I have read and re-read your op and I really can't see from your examples how her behaviour is that bad, sorry. I accept that there are probably a lot of other examples. I feel very sorry for her and I think that whilst you are saying you know she is having a hard time, I don't think you are fully appreciative. She lost a son and seems to be clinging on to anything she can that is linked to him. You lost your dh, but you still have ds and all your friends. I don't mean to be really harsh, I'm sorry. I think as nice as you are trying to be she is devastated that she doesn't seem to be included. I know I would be. And I have a lovely but overbearing mother and a mil that drives me insane, but if I think about how I would treat them in the circumstances you describe, I certainly wouldn't not invite them to a party they have previously been invited to.
You have to get this sorted so I would suggest you sit down and have a good old chat. Tell her how you are feeling, I think that's preferable to feeling pushed out and not understanding why. Good luck, I'm sorry you are going through this. X

HMTheQueen Thu 20-Jan-11 19:58:00

Thanks domeafavour I see where you're coming from. I suppose I have given weak examples here - they are just recent things that have gotten under my skin. You're right there are lots of other examples... but there's no point listing them.

The general point is that she fairly regularly insults or demeans people (not just me), but I do believe that she doesn't realise she is doing it. She just doesn't seem to think about how her actions will affect others.

I wasn't deliberately excluding her from the party - I've excluded lots of people - it just unfortunate that BiL mentioned it to her and she assumed she was coming. I don't want to appear cruel, I just want a little bit of normality back after a couple of turbulent years. This is just returning to the status quo that we had before DH died.

I think I will have to sit down with her, because if I don't I think I will end up pushing her out completely, as she just irritates me (no matter what she does - which I realise is mostly my problem not hers!

HMTheQueen Thu 20-Jan-11 20:01:14

Wimple - I understand the thriftyness side of everything, and I know MiL struggled for money as a single parent, so is trying to help. But bringing butter and mustard from Bristol to London for Xmas... does she really think that I don't have butter or mustard??

Maybe I struggle, because everything she says/does is meant with the best intentions, but she doesn't think about the repercussions for other people... just how she is doing a Good Thing that will Help. How can I be cruel and deprive her of an opportunity to see her DGS when she means well??

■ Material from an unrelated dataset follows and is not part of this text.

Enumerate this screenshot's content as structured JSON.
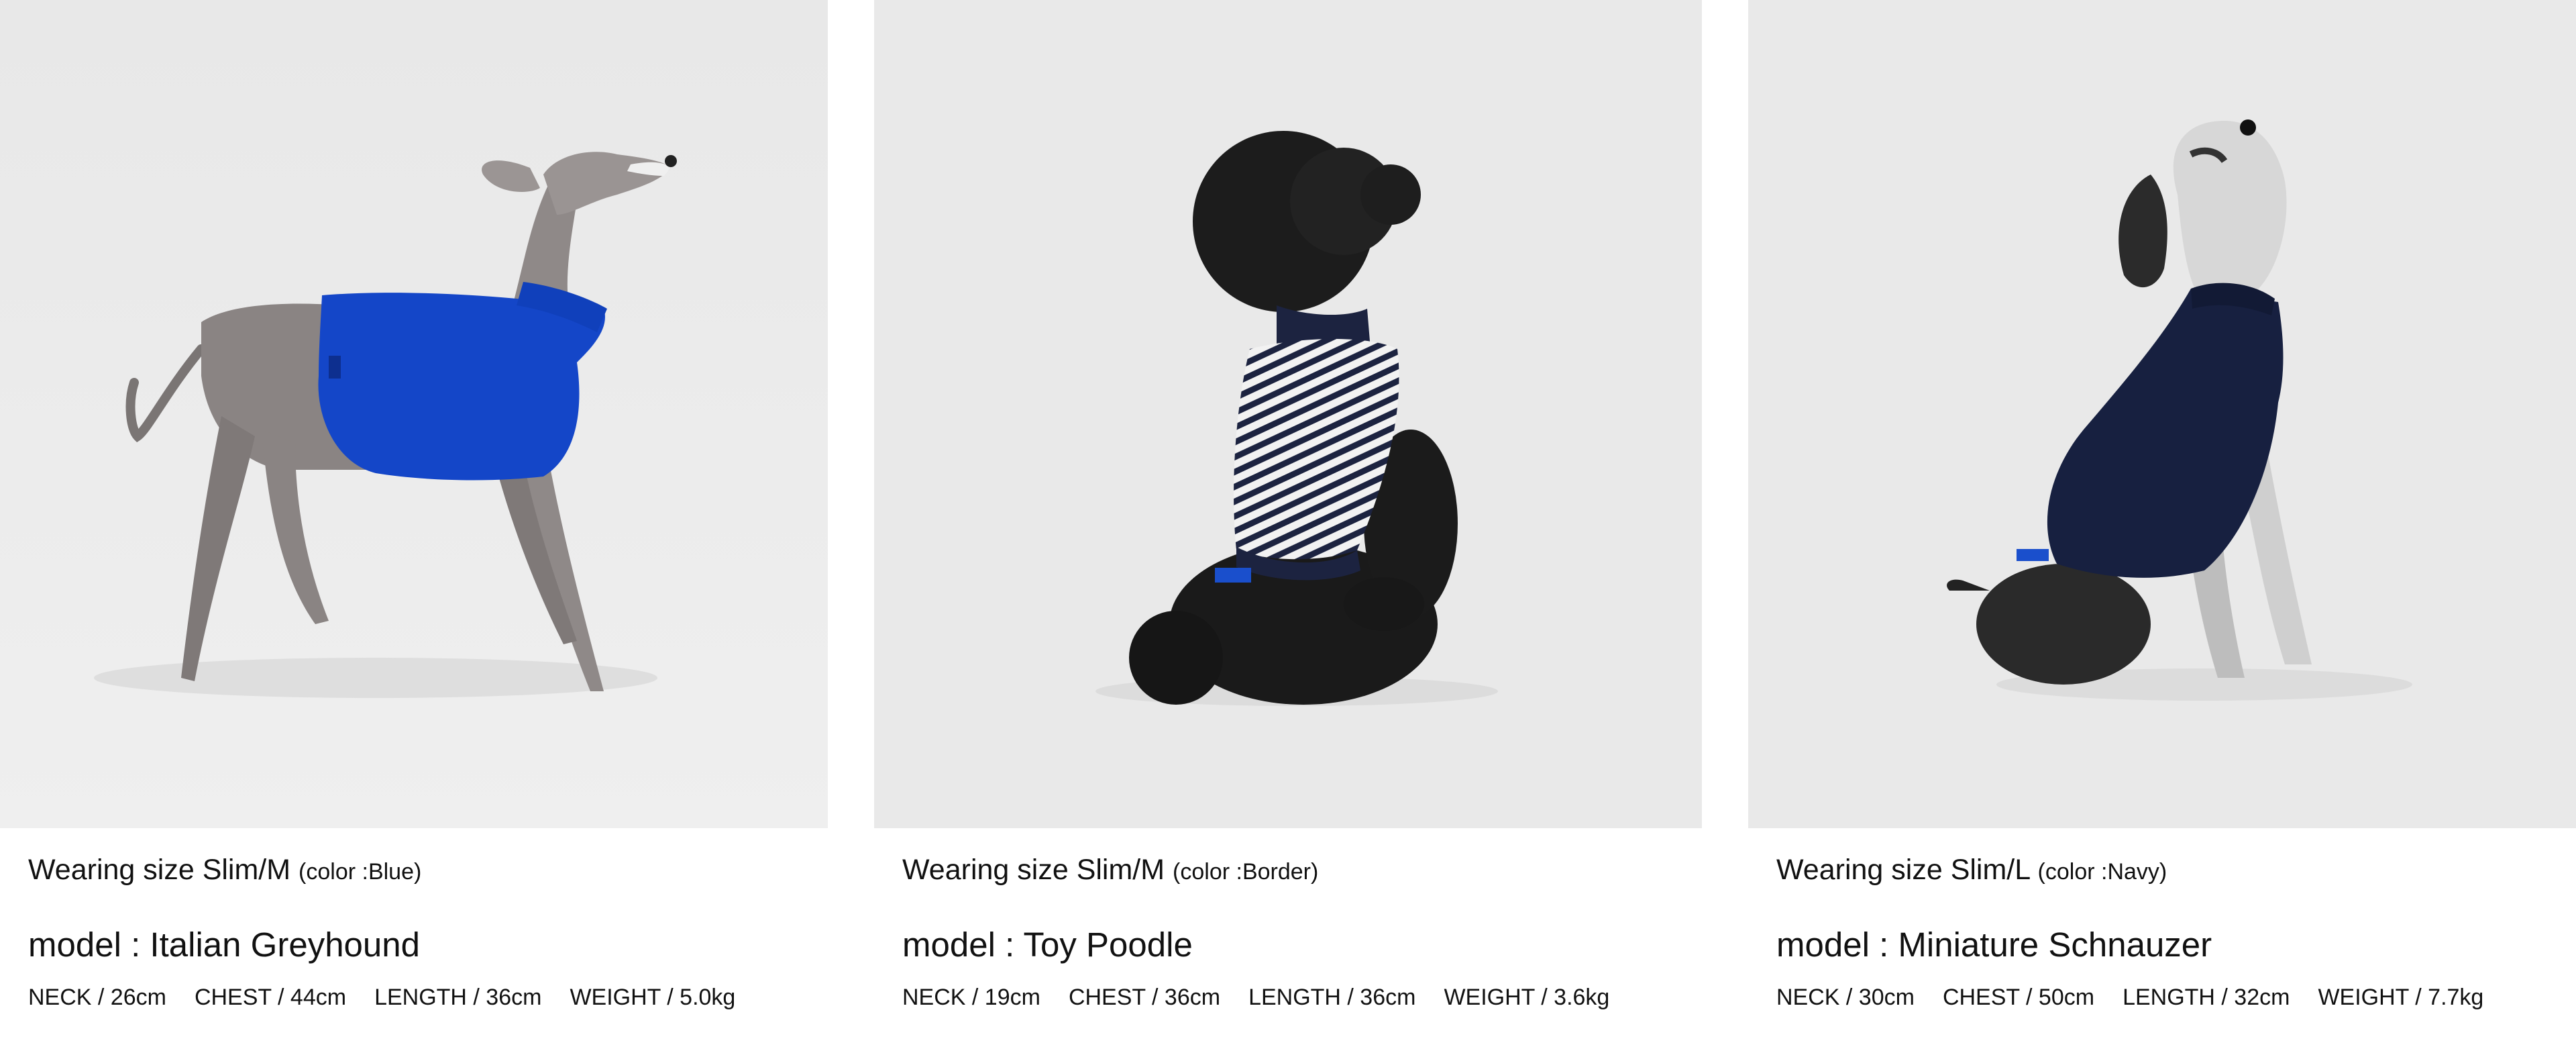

WimpleOfTheBallet Thu 20-Jan-11 20:04:50

How can bringing "second hand" butter have repercussions? Unless it's rancid.

I think Queen...and please don't think me insensitve as I do understand how bereavment...I think it's possible that having gone through such a terrible loss...yur life partner gone...that you might have lost some of the ability to laugh at these things.

To take them strikes me as something one would laugh about..."OH crazy Nanny with her old butter" type of thing.

Well I are things generally for you? You obviously have mates...have you another partner at all? Someone to have a giggle with?